This repo intends to showcase the capabilities of wiring up Apache Datafusion with GPU execution runtimes in order to speed up heavy computations.
The main objective is not to provide a wide set of execution nodes or math functions that can run on GPU, but trying out different technologies to run a single aggregation function, and see what are the benefits and drawbacks of each approach.
For that, two approaches where followed:
Compiling compute kernels at runtime with CubeCL
This approach uses https://github.com/tracel-ai/cubecl for writing kernels directly in Rust code, which get compiled down to different backends, like CUDA or WGPU.
- Write the kernel once, and use it for any datatype and several GPU technologies
- Use Rust for writing the kernel, no need to learn hardware-specific languages
- Small ecosystem, lack of documentation, lack of examples, immature technology
- Bad performance (this could be on me)
- Bugs? (got my laptop bricked several times trying to run some kernels)
- Certain abstractions very tailored to working with Tensors rather than 1d arrays
Writing CUDA kernels by hand and feeding them data with cudarc
This approach uses https://github.com/coreylowman/cudarc with some handwritten CUDA kernels. The library allows feeding buffers to the GPU and scheduling them to be executed using the compiled handwritten kernel.
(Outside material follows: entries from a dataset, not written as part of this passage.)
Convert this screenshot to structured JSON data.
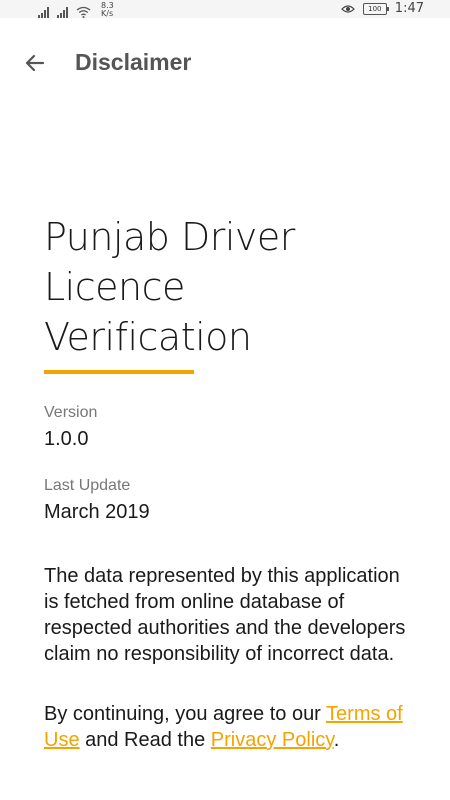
{
  "status_bar": {
    "network_speed_value": "8.3",
    "network_speed_unit": "K/s",
    "battery": "100",
    "time": "1:47"
  },
  "toolbar": {
    "back_icon": "arrow-left-icon",
    "title": "Disclaimer"
  },
  "app": {
    "title_line1": "Punjab Driver",
    "title_line2": "Licence",
    "title_line3": "Verification"
  },
  "version": {
    "label": "Version",
    "value": "1.0.0"
  },
  "last_update": {
    "label": "Last Update",
    "value": "March 2019"
  },
  "disclaimer_text": "The data represented by this application is fetched from online database of respected authorities and the developers claim no responsibility of incorrect data.",
  "agreement": {
    "prefix": "By continuing, you agree to our ",
    "terms_link": "Terms of Use",
    "middle": " and Read the ",
    "privacy_link": "Privacy Policy",
    "suffix": "."
  },
  "colors": {
    "accent": "#f5a300",
    "toolbar_title": "#555555",
    "muted_label": "#777777"
  }
}
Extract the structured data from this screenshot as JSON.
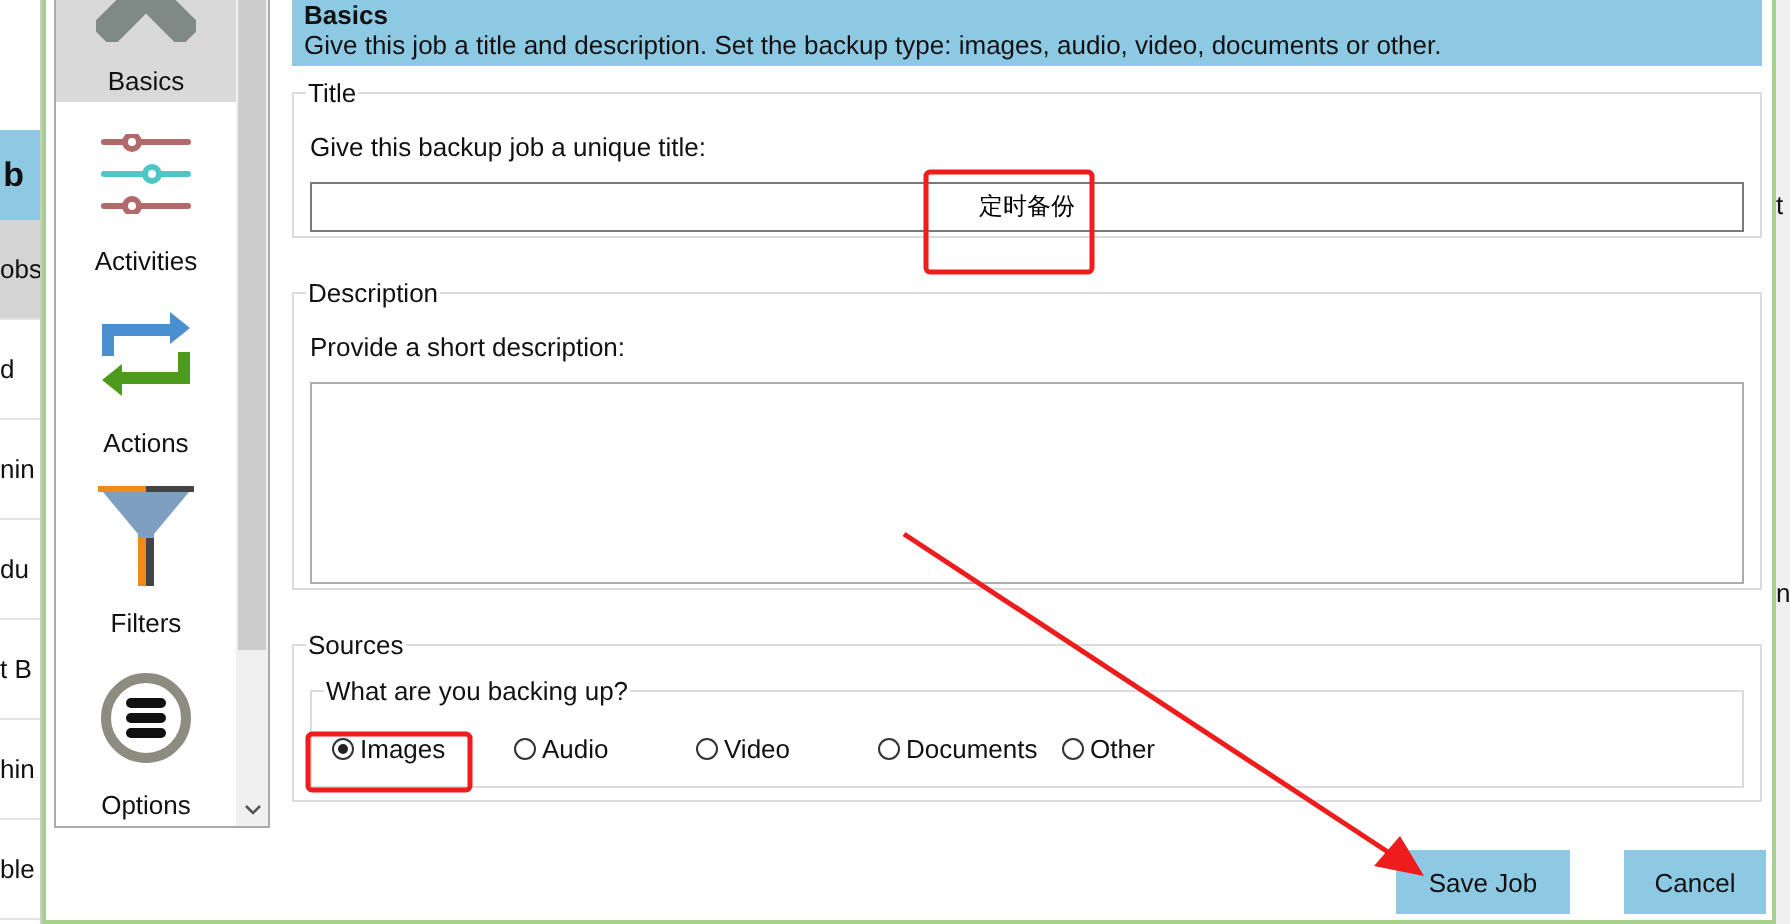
{
  "background_window": {
    "header": "b",
    "rows": [
      {
        "label": "obs",
        "selected": true
      },
      {
        "label": "d",
        "selected": false
      },
      {
        "label": "nin",
        "selected": false
      },
      {
        "label": "du",
        "selected": false
      },
      {
        "label": "t B",
        "selected": false
      },
      {
        "label": "hin",
        "selected": false
      },
      {
        "label": "ble",
        "selected": false
      }
    ],
    "right_fragments": [
      "t",
      "n"
    ]
  },
  "sidebar": {
    "items": [
      {
        "label": "Basics",
        "kind": "cross",
        "selected": true
      },
      {
        "label": "Activities",
        "kind": "sliders",
        "selected": false
      },
      {
        "label": "Actions",
        "kind": "repeat",
        "selected": false
      },
      {
        "label": "Filters",
        "kind": "funnel",
        "selected": false
      },
      {
        "label": "Options",
        "kind": "stack",
        "selected": false
      }
    ]
  },
  "header": {
    "title": "Basics",
    "description": "Give this job a title and description. Set the backup type: images, audio, video, documents or other."
  },
  "title_group": {
    "legend": "Title",
    "prompt": "Give this backup job a unique title:",
    "value": "定时备份"
  },
  "description_group": {
    "legend": "Description",
    "prompt": "Provide a short description:"
  },
  "sources": {
    "legend": "Sources",
    "question": "What are you backing up?",
    "options": [
      {
        "label": "Images",
        "selected": true
      },
      {
        "label": "Audio",
        "selected": false
      },
      {
        "label": "Video",
        "selected": false
      },
      {
        "label": "Documents",
        "selected": false
      },
      {
        "label": "Other",
        "selected": false
      }
    ]
  },
  "buttons": [
    "Save Job",
    "Cancel"
  ],
  "annotations": [
    {
      "kind": "box"
    },
    {
      "kind": "box"
    },
    {
      "kind": "arrow"
    }
  ]
}
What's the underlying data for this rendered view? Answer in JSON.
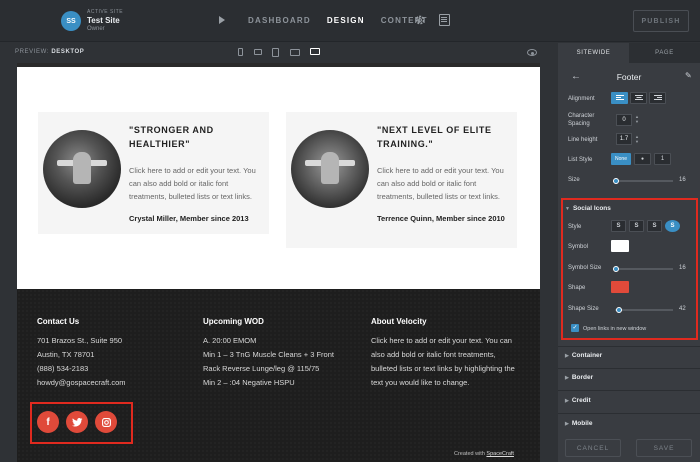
{
  "topbar": {
    "site_initials": "SS",
    "active_site_label": "ACTIVE SITE",
    "site_name": "Test Site",
    "site_role": "Owner",
    "nav": [
      {
        "label": "DASHBOARD",
        "active": false
      },
      {
        "label": "DESIGN",
        "active": true
      },
      {
        "label": "CONTENT",
        "active": false
      }
    ],
    "publish_label": "PUBLISH"
  },
  "previewbar": {
    "label": "PREVIEW:",
    "mode": "DESKTOP"
  },
  "testimonials": [
    {
      "quote": "\"STRONGER AND HEALTHIER\"",
      "body": "Click here to add or edit your text. You can also add bold or italic font treatments, bulleted lists or text links.",
      "author": "Crystal Miller, Member since 2013"
    },
    {
      "quote": "\"NEXT LEVEL OF ELITE TRAINING.\"",
      "body": "Click here to add or edit your text. You can also add bold or italic font treatments, bulleted lists or text links.",
      "author": "Terrence Quinn, Member since 2010"
    }
  ],
  "footer": {
    "contact": {
      "title": "Contact Us",
      "lines": [
        "701 Brazos St., Suite 950",
        "Austin, TX 78701",
        "(888) 534-2183",
        "howdy@gospacecraft.com"
      ]
    },
    "wod": {
      "title": "Upcoming WOD",
      "lines": [
        "A. 20:00 EMOM",
        "Min 1 – 3 TnG Muscle Cleans + 3 Front",
        "Rack Reverse Lunge/leg @ 115/75",
        "Min 2 – :04 Negative HSPU"
      ]
    },
    "about": {
      "title": "About Velocity",
      "body": "Click here to add or edit your text. You can also add bold or italic font treatments, bulleted lists or text links by highlighting the text you would like to change."
    },
    "social_glyphs": [
      "f",
      "t",
      "i"
    ],
    "credit_prefix": "Created with",
    "credit_link": "SpaceCraft"
  },
  "panel": {
    "tabs": [
      {
        "label": "SITEWIDE",
        "active": true
      },
      {
        "label": "PAGE",
        "active": false
      }
    ],
    "title": "Footer",
    "alignment_label": "Alignment",
    "char_spacing_label": "Character Spacing",
    "char_spacing_value": "0",
    "line_height_label": "Line height",
    "line_height_value": "1.7",
    "list_style_label": "List Style",
    "list_style_none": "None",
    "list_style_bullet": "●",
    "list_style_number": "1",
    "size_label": "Size",
    "size_value": "16",
    "size_level": 0.0,
    "social_icons_label": "Social Icons",
    "style_label": "Style",
    "style_glyph": "S",
    "symbol_label": "Symbol",
    "symbol_color": "#ffffff",
    "symbol_size_label": "Symbol Size",
    "symbol_size_value": "16",
    "shape_label": "Shape",
    "shape_color": "#e04a3a",
    "shape_size_label": "Shape Size",
    "shape_size_value": "42",
    "open_links_label": "Open links in new window",
    "sections": [
      "Container",
      "Border",
      "Credit",
      "Mobile"
    ],
    "cancel_label": "CANCEL",
    "save_label": "SAVE"
  }
}
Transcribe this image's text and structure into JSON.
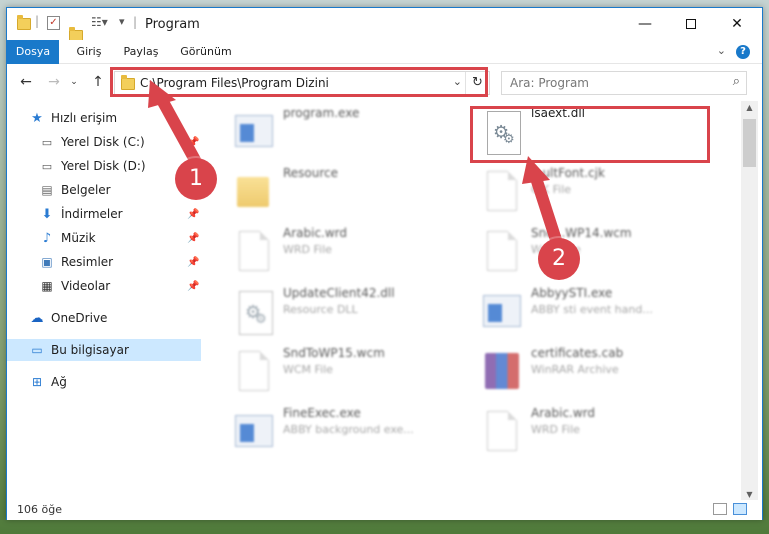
{
  "window": {
    "title": "Program",
    "minimize_icon": "minimize-icon",
    "maximize_icon": "maximize-icon",
    "close_icon": "close-icon"
  },
  "ribbon": {
    "tabs": [
      {
        "label": "Dosya",
        "active": true
      },
      {
        "label": "Giriş"
      },
      {
        "label": "Paylaş"
      },
      {
        "label": "Görünüm"
      }
    ],
    "help": "?"
  },
  "address": {
    "path": "C:\\Program Files\\Program Dizini",
    "search_placeholder": "Ara: Program"
  },
  "sidebar": {
    "items": [
      {
        "label": "Hızlı erişim",
        "icon": "star-icon"
      },
      {
        "label": "Yerel Disk (C:)",
        "icon": "drive-icon",
        "pinned": true
      },
      {
        "label": "Yerel Disk (D:)",
        "icon": "drive-icon"
      },
      {
        "label": "Belgeler",
        "icon": "documents-icon"
      },
      {
        "label": "İndirmeler",
        "icon": "download-icon",
        "pinned": true
      },
      {
        "label": "Müzik",
        "icon": "music-icon",
        "pinned": true
      },
      {
        "label": "Resimler",
        "icon": "pictures-icon",
        "pinned": true
      },
      {
        "label": "Videolar",
        "icon": "videos-icon",
        "pinned": true
      },
      {
        "label": "OneDrive",
        "icon": "cloud-icon"
      },
      {
        "label": "Bu bilgisayar",
        "icon": "computer-icon",
        "selected": true
      },
      {
        "label": "Ağ",
        "icon": "network-icon"
      }
    ]
  },
  "files": [
    {
      "name": "program.exe",
      "type": "",
      "icon": "application-icon"
    },
    {
      "name": "lsaext.dll",
      "type": "",
      "icon": "dll-gear-icon"
    },
    {
      "name": "Resource",
      "type": "",
      "icon": "folder-icon"
    },
    {
      "name": "...ultFont.cjk",
      "type": "CJK File",
      "icon": "file-icon"
    },
    {
      "name": "Arabic.wrd",
      "type": "WRD File",
      "icon": "file-icon"
    },
    {
      "name": "Snd...WP14.wcm",
      "type": "WCM File",
      "icon": "file-icon"
    },
    {
      "name": "UpdateClient42.dll",
      "type": "Resource DLL",
      "icon": "dll-gear-icon"
    },
    {
      "name": "AbbyySTI.exe",
      "type": "ABBY sti event hand...",
      "icon": "application-icon"
    },
    {
      "name": "SndToWP15.wcm",
      "type": "WCM File",
      "icon": "file-icon"
    },
    {
      "name": "certificates.cab",
      "type": "WinRAR Archive",
      "icon": "archive-icon"
    },
    {
      "name": "FineExec.exe",
      "type": "ABBY background exe...",
      "icon": "application-icon"
    },
    {
      "name": "Arabic.wrd",
      "type": "WRD File",
      "icon": "file-icon"
    }
  ],
  "callouts": [
    "1",
    "2"
  ],
  "status": {
    "count": "106 öğe"
  },
  "colors": {
    "accent": "#1979ca",
    "highlight": "#d9444b",
    "selection": "#cce8ff"
  }
}
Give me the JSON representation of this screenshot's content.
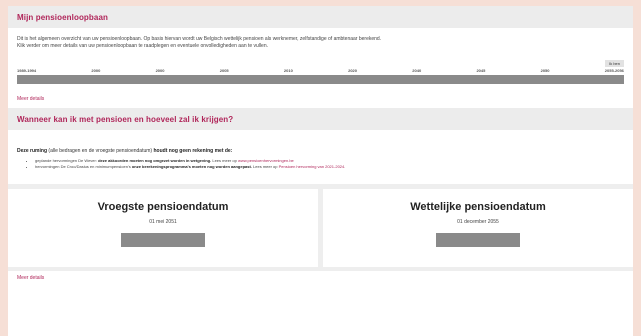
{
  "section1": {
    "title": "Mijn pensioenloopbaan",
    "intro_line1": "Dit is het algemeen overzicht van uw pensioenloopbaan. Op basis hiervan wordt uw Belgisch wettelijk pensioen als werknemer, zelfstandige of ambtenaar berekend.",
    "intro_line2": "Klik verder om meer details van uw pensioenloopbaan te raadplegen en eventuele onvolledigheden aan te vullen."
  },
  "timeline": {
    "badge": "Ik ben",
    "ticks": [
      "1989-1994",
      "2000",
      "2000",
      "2005",
      "2010",
      "2020",
      "2040",
      "2045",
      "2050",
      "2055-2056"
    ]
  },
  "more_details_1": "Meer details",
  "section2": {
    "title": "Wanneer kan ik met pensioen en hoeveel zal ik krijgen?"
  },
  "note": {
    "lead_a": "Deze ruming",
    "lead_b": "(alle bedragen en de vroegste pensioendatum)",
    "lead_c": "houdt nog geen rekening met de:",
    "bullet1_pre": "geplande hervormingen De Wever:",
    "bullet1_bold": "deze akkoorden moeten nog omgezet worden in wetgeving.",
    "bullet1_post": "Lees meer op",
    "bullet1_link": "www.pensioenhervormingen.be",
    "bullet2_pre": "hervormingen De Croo/Dasius en minimumpensioen's",
    "bullet2_bold": "onze berekeningsprogramma's moeten nog worden aangepast.",
    "bullet2_post": "Lees meer op",
    "bullet2_link": "Pensioen hervorming van 2021-2024."
  },
  "cards": [
    {
      "title": "Vroegste pensioendatum",
      "date": "01 mei 2051"
    },
    {
      "title": "Wettelijke pensioendatum",
      "date": "01 december 2055"
    }
  ],
  "more_details_2": "Meer details"
}
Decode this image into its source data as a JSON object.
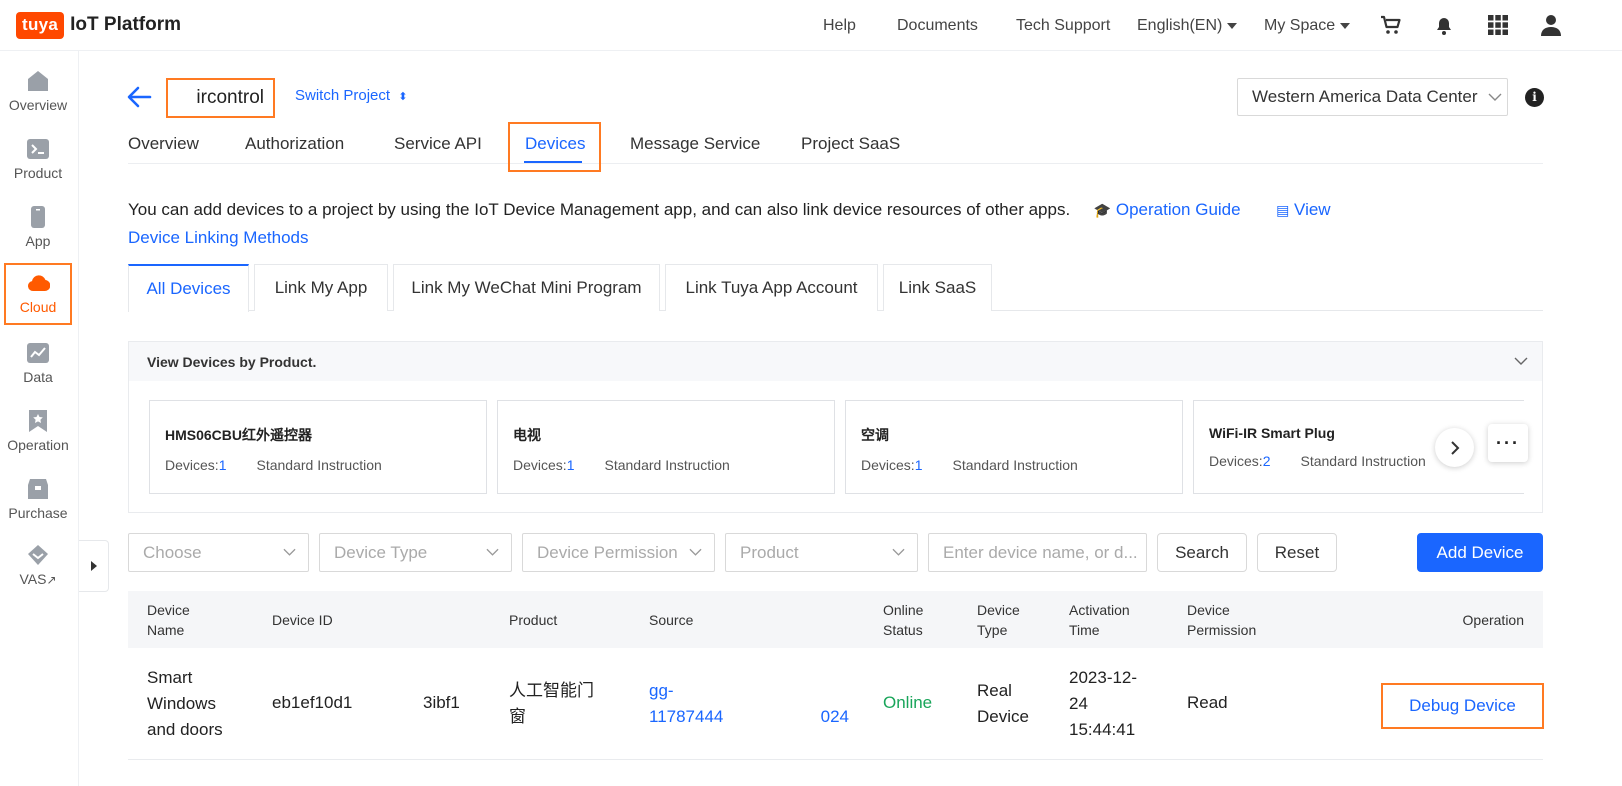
{
  "topbar": {
    "logo_brand": "tuya",
    "logo_text": "IoT Platform",
    "nav": [
      "Help",
      "Documents",
      "Tech Support",
      "English(EN)",
      "My Space"
    ],
    "icons": [
      "cart-icon",
      "bell-icon",
      "apps-grid-icon",
      "user-icon"
    ]
  },
  "sidebar": {
    "items": [
      {
        "label": "Overview",
        "icon": "home-icon"
      },
      {
        "label": "Product",
        "icon": "terminal-icon"
      },
      {
        "label": "App",
        "icon": "phone-icon"
      },
      {
        "label": "Cloud",
        "icon": "cloud-icon",
        "active": true
      },
      {
        "label": "Data",
        "icon": "chart-icon"
      },
      {
        "label": "Operation",
        "icon": "bookmark-star-icon"
      },
      {
        "label": "Purchase",
        "icon": "store-icon"
      },
      {
        "label": "VAS",
        "icon": "diamond-icon"
      }
    ]
  },
  "project": {
    "name": "ircontrol",
    "switch_label": "Switch Project",
    "data_center": "Western America Data Center"
  },
  "tabs": [
    "Overview",
    "Authorization",
    "Service API",
    "Devices",
    "Message Service",
    "Project SaaS"
  ],
  "active_tab": "Devices",
  "description": {
    "text": "You can add devices to a project by using the IoT Device Management app, and can also link device resources of other apps.",
    "guide_link": "Operation Guide",
    "view_link_1": "View",
    "view_link_2": "Device Linking Methods"
  },
  "subtabs": [
    "All Devices",
    "Link My App",
    "Link My WeChat Mini Program",
    "Link Tuya App Account",
    "Link SaaS"
  ],
  "products_panel": {
    "title": "View Devices by Product.",
    "devices_label": "Devices:",
    "cards": [
      {
        "name": "HMS06CBU红外遥控器",
        "count": "1",
        "type": "Standard Instruction"
      },
      {
        "name": "电视",
        "count": "1",
        "type": "Standard Instruction"
      },
      {
        "name": "空调",
        "count": "1",
        "type": "Standard Instruction"
      },
      {
        "name": "WiFi-IR Smart Plug",
        "count": "2",
        "type": "Standard Instruction"
      }
    ],
    "more_label": "···"
  },
  "filters": {
    "choose": "Choose",
    "device_type": "Device Type",
    "device_permission": "Device Permission",
    "product": "Product",
    "search_placeholder": "Enter device name, or d...",
    "search_btn": "Search",
    "reset_btn": "Reset",
    "add_btn": "Add Device"
  },
  "table": {
    "headers": {
      "device_name": "Device Name",
      "device_id": "Device ID",
      "product": "Product",
      "source": "Source",
      "online_status": "Online Status",
      "device_type": "Device Type",
      "activation_time": "Activation Time",
      "device_permission": "Device Permission",
      "operation": "Operation"
    },
    "rows": [
      {
        "device_name": "Smart Windows and doors",
        "device_id_a": "eb1ef10d1",
        "device_id_b": "3ibf1",
        "product": "人工智能门窗",
        "source_a": "gg-11787444",
        "source_b": "024",
        "online_status": "Online",
        "device_type": "Real Device",
        "activation_time": "2023-12-24 15:44:41",
        "device_permission": "Read",
        "operation": "Debug Device"
      }
    ]
  },
  "colors": {
    "brand": "#ff4800",
    "accent": "#1a66ff",
    "highlight": "#ff7a22",
    "online": "#19a55a"
  }
}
- More control over the kernel code that gets executed on the GPU
- Good performance
- Wide CUDA ecosystem
- Works only on CUDA devices
- Making a kernel work for different datatypes is not supported out of the box
- Needs knowledge about writing CUDA code
Given the following conditions:
- Measured on a g4dn.xlarge AWS instance with 4vCPU and a T4 GPU
- In-memory table called
types
with 1000000 entries with the following schema:
+--------+-------+-----+
| string | float | int |
+--------+-------+-----+
- Datafusion runtime with two
sum
aggregation function variants:-
sum_cubecl
: using plane reduction kernel from cudarc -
sum_cudarc
: using a handwritten CUDA kernel based on a shared memory algorithm
-
- Code run with the following command:
cargo run --release --features cuda -- -l 1000000
Query | Execution time |
---|---|
SELECT sum(float) FROM types | ~7.5ms |
SELECT sum_cudarc(float) FROM types | ~2ms |
SELECT sum_cubecl(float) FROM types | ~440ms |